Su-i zan ruhumuza ne gibi hasar verir?

Elbistan’dan Cemal Özkaya: “Su-i zan ne ölçüde günahtır? Eylemsiz sadece düşüncede ve zanda kalırsa da günah mıdır? Üstad Hazretleri ‘haset tesiri göstermezse…’ diyor. Bu ne demektir?”

 

Su-i Zan Ruhumuzu Kirletir

Su-i zan, birisi hakkında kötü zan beslemek, birisinin hareketlerini kötüye yormak, araştırıp soruşturmadan ön yargıya kapılmak gibi manalara gelir. Su-i zannı bazen Allah’a karşı, bazen de kullara karşı yaparız. Her iki durumda da ruhumuz manen kirlenir. Allah’ı veya kullarını haiz olmadığı bir sıfatla içimizde anmak su-i zandır. Bu başta kendimize yaptığımız bir zulümdür. Bunu dillendirmek ise günahtır.

Meselâ günahkâr birisinin, bağışlanmayacağını düşünerek tövbe etmekten kaçınması Allah hakkında su-i zan etmesi demektir. Çünkü Allah’ın, hakkıyla tövbe edeni “bağışlamama” gibi bir sıfatı yoktur. Bilâkis bağışlayıcılığı pek büyüktür, rahmeti kullarını kucaklamıştır.

Veya bir kulun, işlemediği bir günahı işlemiş zannetmek su-i zandır.

Su-i zan içimizde durduğu gibi durmaz; bizi harekete sevk eder, bizi gereği ile amel etmeye kışkırtır. Yani bizi uçurumdan aşağıya atar.

Allah hakkındaki su-i zan, Allah’ın rahmetinden bizi mahrum eder. Kul hakkındaki su-i zan da kul ile iletişimimize zarar verir.

Su-i Zannın Bilgi Değeri Yoktur

Su-i zan adı üstünde zandan ibarettir. Bilgi değeri yoktur. Aslında yorum da değildir. Kanaat de değildir. Çünkü bilgide kesinlik ve delil vardır. Yorum veya kanaat de kesin bilgiden sonra içimizde gelişen pozitif düşüncelerdir ve meşrû bir neticeye götürür. Oysa su-i zan kesinlikten ve delilden yoksundur. O çoğu zaman kendi kendimize ürettiğimiz bir algıdan, vesveseden veya evhamdan ibaret kalır.

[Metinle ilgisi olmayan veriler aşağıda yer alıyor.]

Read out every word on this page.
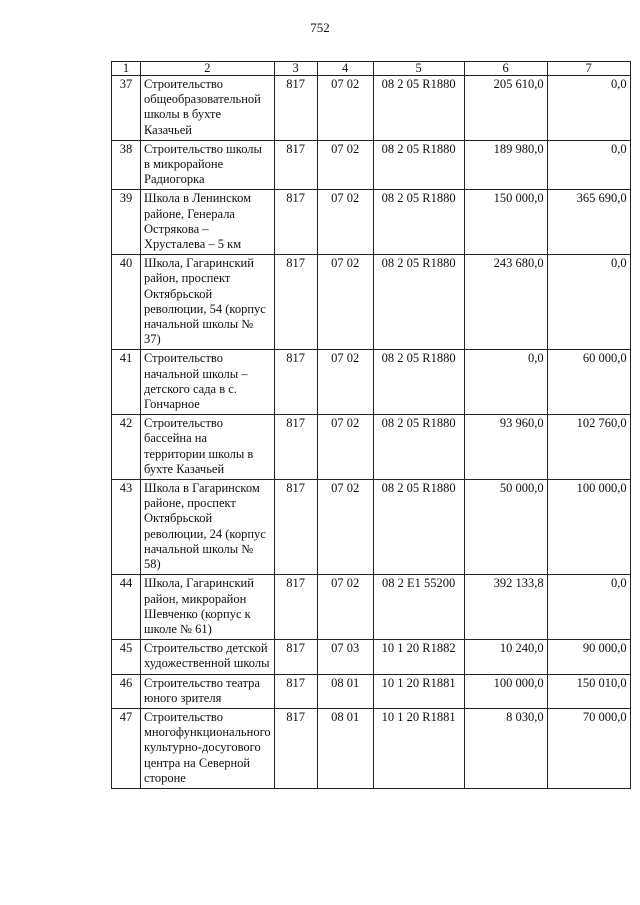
752
1	2	3	4	5	6	7
37	Строительство общеобразовательной школы в бухте Казачьей	817	07 02	08 2 05 R1880	205 610,0	0,0
38	Строительство школы в микрорайоне Радиогорка	817	07 02	08 2 05 R1880	189 980,0	0,0
39	Школа в Ленинском районе, Генерала Острякова – Хрусталева – 5 км	817	07 02	08 2 05 R1880	150 000,0	365 690,0
40	Школа, Гагаринский район, проспект Октябрьской революции, 54 (корпус начальной школы № 37)	817	07 02	08 2 05 R1880	243 680,0	0,0
41	Строительство начальной школы – детского сада в с. Гончарное	817	07 02	08 2 05 R1880	0,0	60 000,0
42	Строительство бассейна на территории школы в бухте Казачьей	817	07 02	08 2 05 R1880	93 960,0	102 760,0
43	Школа в Гагаринском районе, проспект Октябрьской революции, 24 (корпус начальной школы № 58)	817	07 02	08 2 05 R1880	50 000,0	100 000,0
44	Школа, Гагаринский район, микрорайон Шевченко (корпус к школе № 61)	817	07 02	08 2 E1 55200	392 133,8	0,0
45	Строительство детской художественной школы	817	07 03	10 1 20 R1882	10 240,0	90 000,0
46	Строительство театра юного зрителя	817	08 01	10 1 20 R1881	100 000,0	150 010,0
47	Строительство многофункционального культурно-досугового центра на Северной стороне	817	08 01	10 1 20 R1881	8 030,0	70 000,0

OKU:   İltifatta ölçü ne olmalıdır?

Kesin bilgiye dayanmayan ön yorumlarımız veya ön kanaatlerimiz çoğu zaman su-i zan çamuruna bulaşır. Bazen de kesin bilgi ile yetinmeyip, bu işin sebeplerini, gerçekleşme evresini ve neticesini yorumlarken kendimizi su-i zanna kaptırırız.

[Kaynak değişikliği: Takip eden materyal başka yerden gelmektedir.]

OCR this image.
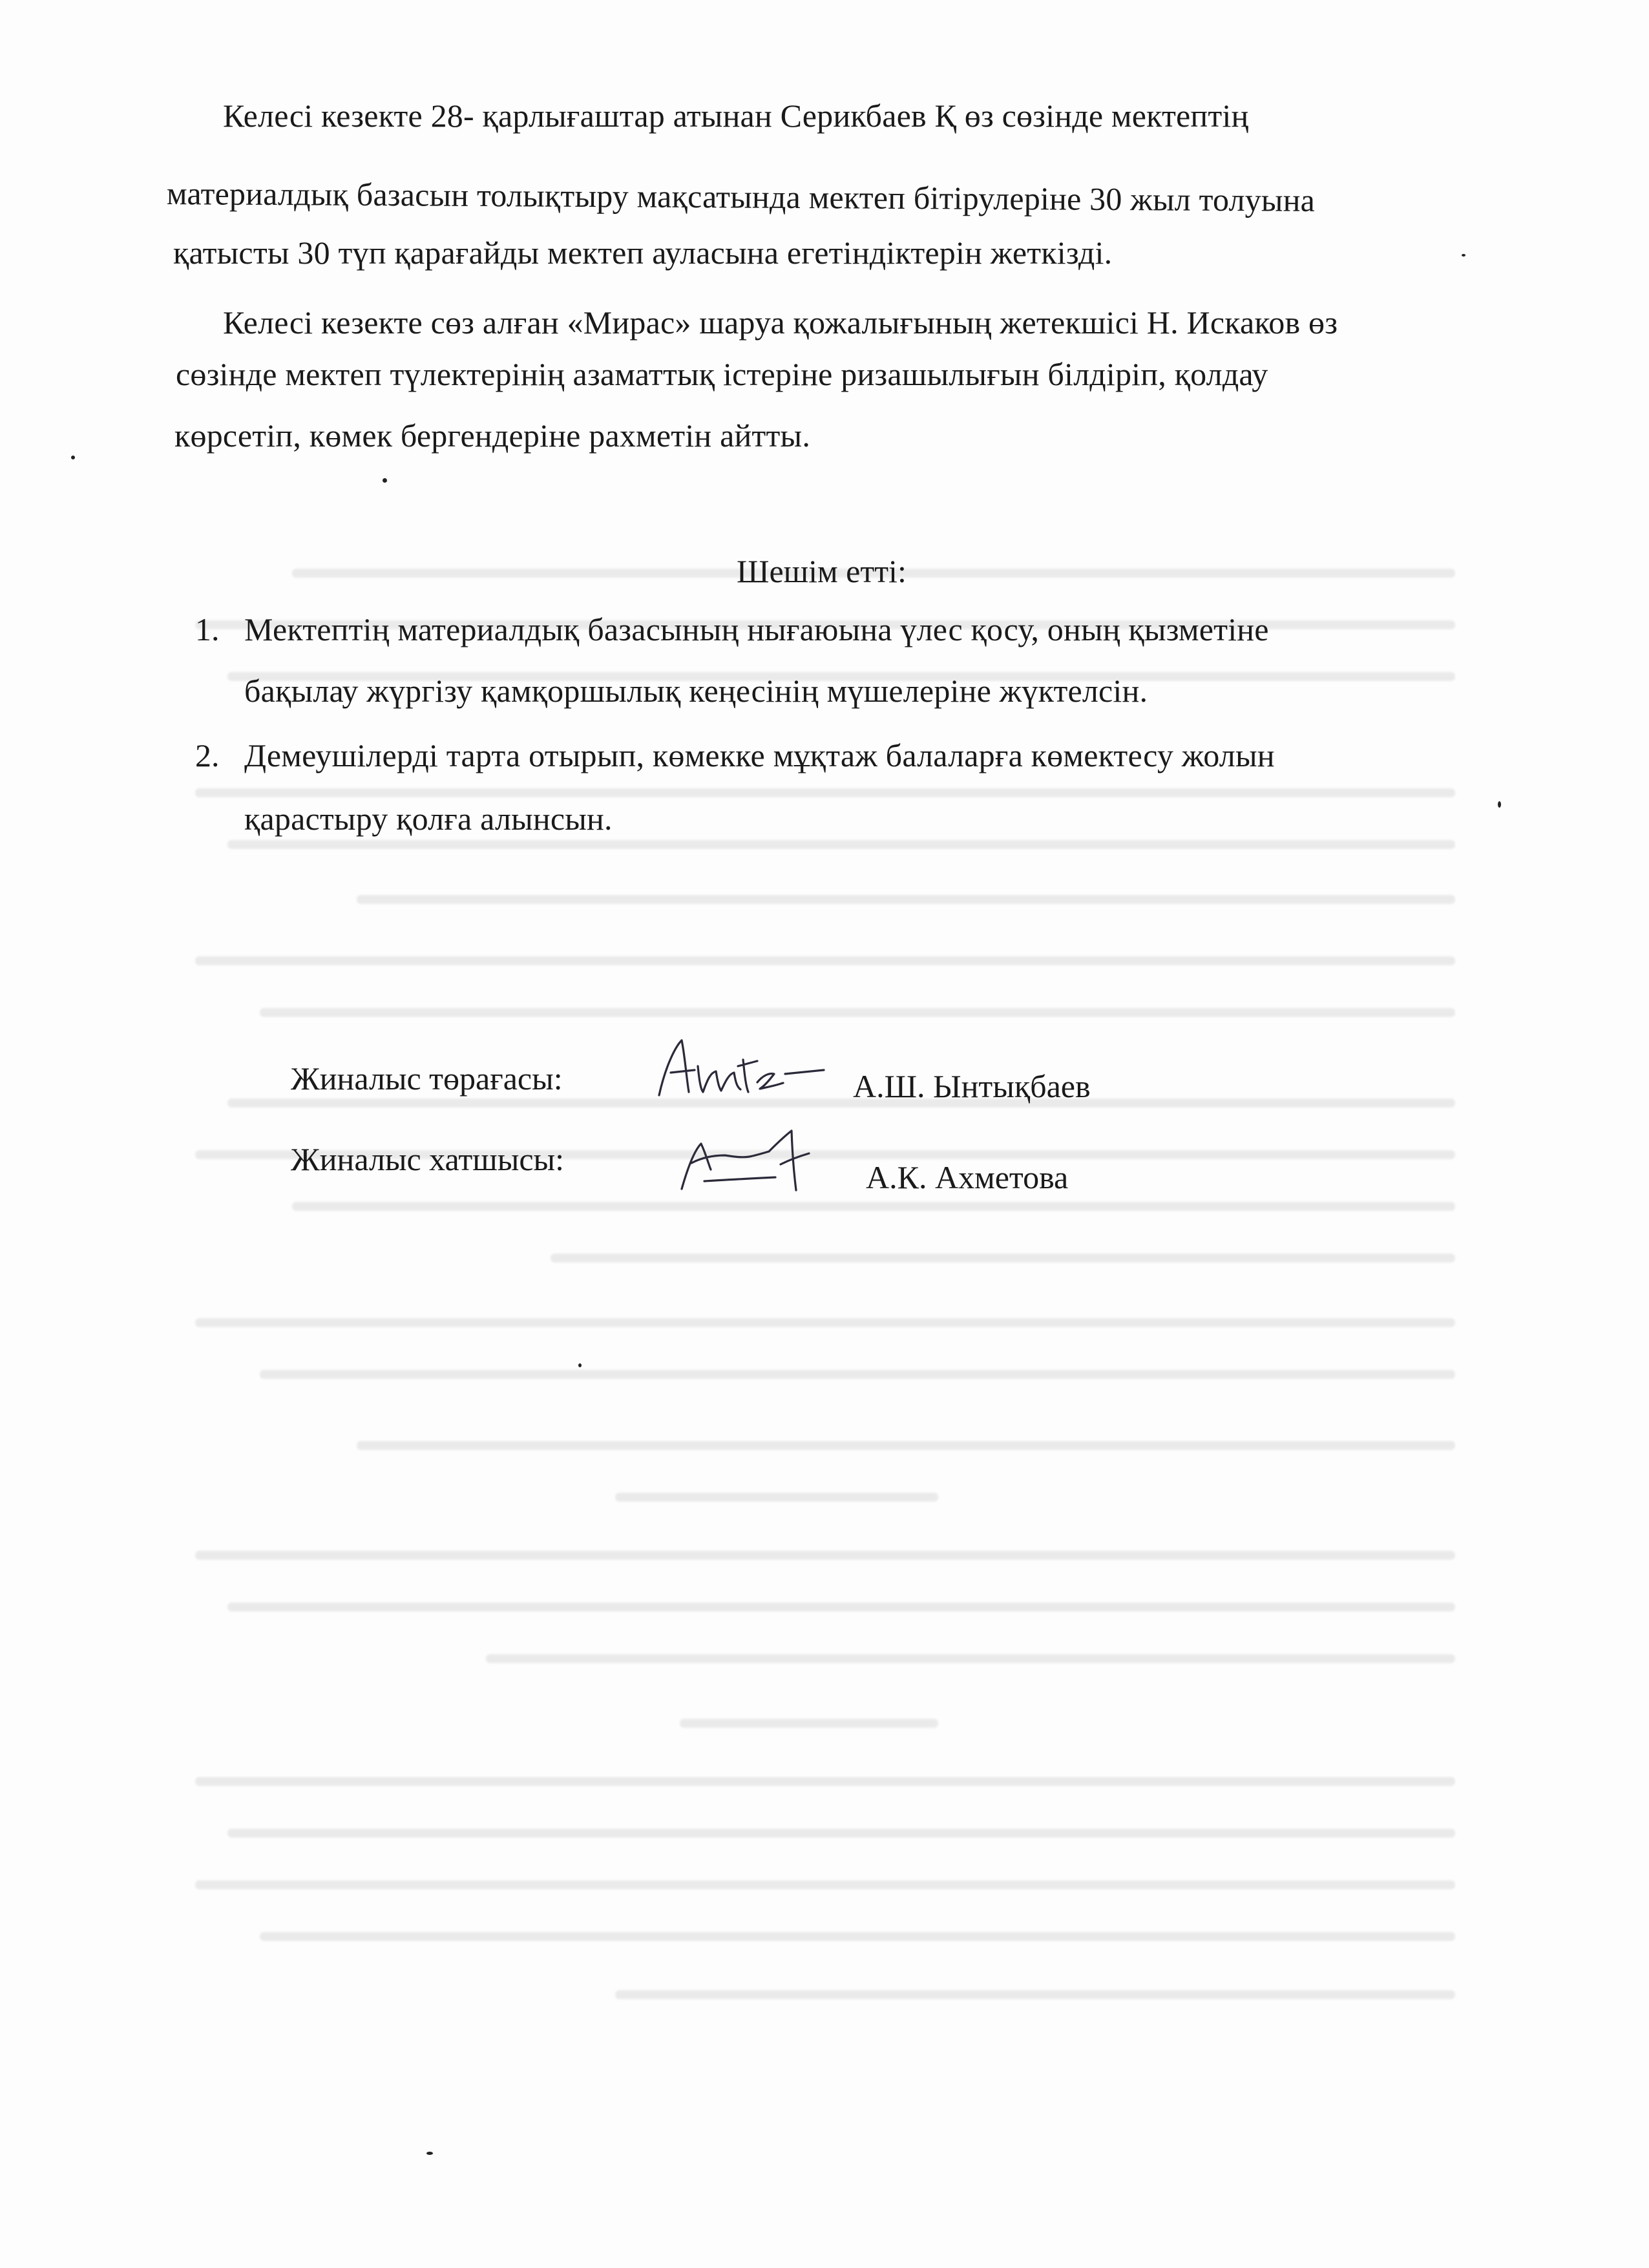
Келесі кезекте 28- қарлығаштар атынан Серикбаев Қ өз сөзінде мектептің
материалдық базасын толықтыру мақсатында мектеп бітірулеріне 30 жыл толуына
қатысты 30 түп қарағайды мектеп ауласына егетіндіктерін жеткізді.
Келесі кезекте сөз алған «Мирас» шаруа қожалығының жетекшісі Н. Искаков өз
сөзінде мектеп түлектерінің азаматтық істеріне ризашылығын білдіріп, қолдау
көрсетіп, көмек бергендеріне рахметін айтты.
Шешім етті:
1. Мектептің материалдық базасының нығаюына үлес қосу, оның қызметіне
бақылау жүргізу қамқоршылық кеңесінің мүшелеріне жүктелсін.
2. Демеушілерді тарта отырып, көмекке мұқтаж балаларға көмектесу жолын
қарастыру қолға алынсын.
Жиналыс төрағасы:	А.Ш. Ынтықбаев
Жиналыс хатшысы:	А.К. Ахметова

Su-i zanla insanları hak etmedikleri bir sıfatla anmış oluruz. Böylece insanın hukukunu çiğnemiş, kul hakkına girmiş oluruz. Su-i zanla hareket ettiğimiz anda günaha dalarız. Meselâ su-i zan ettiğimiz kişiyi birisinin yanında kınayıp, ayıpladığımızda gıybet günahına girmiş oluruz. Bu, iftiraya sebep olur. Bu, adamın hukukunu çiğnemeye götürür. Bu, adavet ve düşmanlığı körükler. Yani bir günah bir kalmayıp başka günahlara da kapı açar.

Su-i Zannın Zararları

Su-i zan, içimizden geçtiği şekliyle kalmak, fiile dönüşmemek şartıyla bağışlanmış bir günahtır. İçimizden geçen kötülüklerden fiile dökmedikçe bağışlandığımızı Peygamber Efendimiz (asm) müjdeliyor.1 Fiile döktüğümüzde ise her kötülüğe bir günah yazılıyor.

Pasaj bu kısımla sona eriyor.